I’m there just after him, my hand on the knob, when Sara catches my arm. “What’s going on?”
“Get Chris. Kace needs him. Your foreshadowing is tonight. Alexander, I don’t know if you know who is—”
“I do. He’s here?”
“He is and he just told me a lot of things in front of Kace. Bad things. Things that had no business here in this room tonight.”
She pales. “Oh God. Yes. I’ll get Chris.” She rushes away.
I enter the performance room and the stage and seating area are empty. Kace is missing. I run toward a door by the stage and exit to find a huge hall on the other side, and a guard by the door. “Where did Kace go?”
He bristles with the demand. “Who are you?”
I try to explain, but he refuses to let me go after Kace without a certain kind of security pass. I end up arguing with him until finally, Sara saves me.
“They gave you the wrong card,” she says, handing me a different pass and when I hold it up, the guard finally, begrudgingly concedes and says, “He’s in his dressing room. North Hall.”
Sara points me in the right direction and we start walking. “Chris is with a big donor,” she explains. “He can’t shut him down right now, but they perform in fifteen minutes. You need to get to Kace before he goes on stage.”
“I don’t know how he’s going to perform,” I say. “You don’t know how upset he was.”
“He won’t let the charity or Chris down.
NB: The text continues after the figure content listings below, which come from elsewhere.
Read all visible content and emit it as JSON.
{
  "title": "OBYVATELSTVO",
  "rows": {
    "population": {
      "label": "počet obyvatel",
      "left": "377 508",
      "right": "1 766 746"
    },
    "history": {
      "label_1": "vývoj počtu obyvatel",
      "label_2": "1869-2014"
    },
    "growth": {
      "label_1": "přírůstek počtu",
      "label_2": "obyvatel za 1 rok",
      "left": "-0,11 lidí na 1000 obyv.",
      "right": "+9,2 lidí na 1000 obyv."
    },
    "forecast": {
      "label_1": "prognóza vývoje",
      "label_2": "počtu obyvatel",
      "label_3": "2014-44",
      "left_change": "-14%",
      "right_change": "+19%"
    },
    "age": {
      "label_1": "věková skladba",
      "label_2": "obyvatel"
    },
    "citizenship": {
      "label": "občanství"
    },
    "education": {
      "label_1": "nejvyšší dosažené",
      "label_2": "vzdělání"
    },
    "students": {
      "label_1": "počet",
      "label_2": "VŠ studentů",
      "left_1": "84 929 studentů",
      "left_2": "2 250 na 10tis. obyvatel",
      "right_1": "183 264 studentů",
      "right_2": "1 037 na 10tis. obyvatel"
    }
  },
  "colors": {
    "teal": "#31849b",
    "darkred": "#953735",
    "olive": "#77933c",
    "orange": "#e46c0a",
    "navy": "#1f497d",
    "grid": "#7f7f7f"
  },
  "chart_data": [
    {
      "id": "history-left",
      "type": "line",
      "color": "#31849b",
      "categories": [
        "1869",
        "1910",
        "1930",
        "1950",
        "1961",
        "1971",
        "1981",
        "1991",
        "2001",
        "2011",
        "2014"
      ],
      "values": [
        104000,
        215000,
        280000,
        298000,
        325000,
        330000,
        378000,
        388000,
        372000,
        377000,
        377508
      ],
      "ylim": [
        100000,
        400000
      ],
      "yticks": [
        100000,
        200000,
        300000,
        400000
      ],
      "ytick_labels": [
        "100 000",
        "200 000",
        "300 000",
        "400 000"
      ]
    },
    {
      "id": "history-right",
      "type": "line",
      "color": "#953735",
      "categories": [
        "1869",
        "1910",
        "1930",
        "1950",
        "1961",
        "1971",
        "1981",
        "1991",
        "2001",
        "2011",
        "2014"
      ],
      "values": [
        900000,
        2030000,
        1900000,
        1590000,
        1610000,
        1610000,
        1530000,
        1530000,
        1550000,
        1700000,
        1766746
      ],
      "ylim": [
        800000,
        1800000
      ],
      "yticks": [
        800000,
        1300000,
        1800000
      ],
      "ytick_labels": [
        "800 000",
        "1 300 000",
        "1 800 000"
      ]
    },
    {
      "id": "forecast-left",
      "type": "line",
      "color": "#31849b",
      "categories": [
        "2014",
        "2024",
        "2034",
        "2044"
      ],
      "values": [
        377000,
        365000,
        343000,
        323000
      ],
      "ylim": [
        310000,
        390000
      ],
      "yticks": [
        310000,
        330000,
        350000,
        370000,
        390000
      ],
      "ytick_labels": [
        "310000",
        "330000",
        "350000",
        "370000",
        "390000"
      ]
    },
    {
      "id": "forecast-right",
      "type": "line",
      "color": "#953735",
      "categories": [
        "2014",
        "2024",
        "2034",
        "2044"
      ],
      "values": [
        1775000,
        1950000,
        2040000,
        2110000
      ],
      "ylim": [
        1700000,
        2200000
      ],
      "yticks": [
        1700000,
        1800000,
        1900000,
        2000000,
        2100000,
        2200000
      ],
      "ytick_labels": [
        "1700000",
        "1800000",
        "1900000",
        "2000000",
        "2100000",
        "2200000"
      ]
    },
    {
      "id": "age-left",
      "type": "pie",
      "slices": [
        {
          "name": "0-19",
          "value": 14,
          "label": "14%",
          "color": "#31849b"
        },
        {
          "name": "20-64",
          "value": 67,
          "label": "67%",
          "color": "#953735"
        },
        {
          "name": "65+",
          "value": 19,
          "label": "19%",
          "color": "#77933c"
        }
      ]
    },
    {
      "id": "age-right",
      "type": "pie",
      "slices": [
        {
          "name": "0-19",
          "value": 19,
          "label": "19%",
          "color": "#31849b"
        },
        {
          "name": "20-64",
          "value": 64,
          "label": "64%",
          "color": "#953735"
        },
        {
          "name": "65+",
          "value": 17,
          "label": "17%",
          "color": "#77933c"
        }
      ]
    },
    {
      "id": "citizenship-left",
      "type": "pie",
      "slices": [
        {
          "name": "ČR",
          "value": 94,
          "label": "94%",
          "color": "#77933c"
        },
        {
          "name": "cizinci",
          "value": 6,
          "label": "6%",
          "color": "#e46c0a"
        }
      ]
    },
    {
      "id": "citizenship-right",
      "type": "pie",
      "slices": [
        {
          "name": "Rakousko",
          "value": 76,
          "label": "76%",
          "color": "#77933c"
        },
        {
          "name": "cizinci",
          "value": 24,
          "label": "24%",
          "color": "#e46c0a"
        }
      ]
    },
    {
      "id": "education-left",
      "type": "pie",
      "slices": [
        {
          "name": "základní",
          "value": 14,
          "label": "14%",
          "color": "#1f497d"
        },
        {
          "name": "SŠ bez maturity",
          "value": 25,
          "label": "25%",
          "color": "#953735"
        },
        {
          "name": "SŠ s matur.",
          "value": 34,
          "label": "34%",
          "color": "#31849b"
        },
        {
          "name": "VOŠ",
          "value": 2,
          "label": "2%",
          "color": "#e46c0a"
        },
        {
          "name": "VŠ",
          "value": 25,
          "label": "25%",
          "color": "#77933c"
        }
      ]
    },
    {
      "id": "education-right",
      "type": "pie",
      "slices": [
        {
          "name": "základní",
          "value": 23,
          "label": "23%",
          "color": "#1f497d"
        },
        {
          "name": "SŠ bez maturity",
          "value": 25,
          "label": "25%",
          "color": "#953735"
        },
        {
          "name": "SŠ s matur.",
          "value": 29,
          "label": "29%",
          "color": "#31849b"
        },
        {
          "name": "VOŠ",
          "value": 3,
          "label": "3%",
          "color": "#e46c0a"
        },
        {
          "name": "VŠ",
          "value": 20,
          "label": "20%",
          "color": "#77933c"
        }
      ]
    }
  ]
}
He’ll perform.” She opens another door that is like a giant room with dressing room doors. She points to a door that has Kace’s name on it. “Good luck.” She disappears back into the main hall.
I hurry to Kace’s door and I don’t knock. I just enter. I find him standing in the center of the room doing nothing. Just standing there, his handsome face all hard lines, his eyes wrought with shadows. I shut the door behind me and lean against it.
“Kace—”
“I told you to run,” he says. “You didn’t listen.”
The door I just shut opens behind me and one of Kace’s band members, Marvin, pokes his head in. “We need you on stage, Kace.” He must sense my presence because he peeks around the door and eyes me. “Oh hey, Aria.”
“Hi,” I say. “He’ll be right there.”
“Yes, but Mark—”
“We need a minute, Marvin” I insist and my voice is as fierce as I have ever heard it. “Okay?”
Marvin grimaces. “Right. Yeah. Okay.” He mumbles a, “Woman,” comment and then disappears. The door shuts and Kace walks toward me or maybe the door. I step in front of it again. He leans on it, hands on either side of me, but he doesn’t touch me.
“I need a violin in my hands right now, Aria.” His voice is low, taut, vibrating. “I need you to understand that.”
“Yes, I—” My hand presses to his chest. “Kace, I—”
“Aria, listen to what I am saying to you. I need a violin in my hands right now if I’m going to be able to perform.”
“Yes. Yes, okay.” It hurts, it hurts so much, but I step aside and without any hesitation, he leaves.
I follow him out of the door and Sara’s waiting on me in the hallway. “Well?”
I give a grim shake of my head. “He won’t talk to me.”
“You have to make him.”
“He has to perform.”
“He needs to go on that stage knowing you aren’t leaving.” She snags my hand and leads me to another long hallway like the one behind the stage at Riptide. “He’ll come back here before he performs.”
“Thank you. Can Chris talk to him?”
“He’s still working on that massive donation. He’s trying to get free.” She leaves and I’m left alone in the hallway.
And so, I pace and pace and wait. When finally, the band returns to the hallway, Kace isn’t there. “Where is he?” I ask Marvin.
“He said he needed a few minutes alone.”
My heart sinks. He must think I’m back in his dressing room and when I’m not there, he’ll think I left. I run down the hallway and burst into the larger hall, to run to the dressing room area. Once I’m in Kace’s room, he’s not there. I text him: Where are you?
I don’t wait for an answer. I exit the room and a guard swears he’s in yet another room with water and refreshments. I go there. He’s not there and I’m losing my mind. I give up the hunt and head back to the hallway behind the stage. Thank God, he’s there with his band and crew, but no one is near him. They seem to know he needs to be left alone. He’s facing the wall, his hands on the hard surface, head low. “Five minutes,” someone says over an intercom. “Kace and Chris, you have seven.”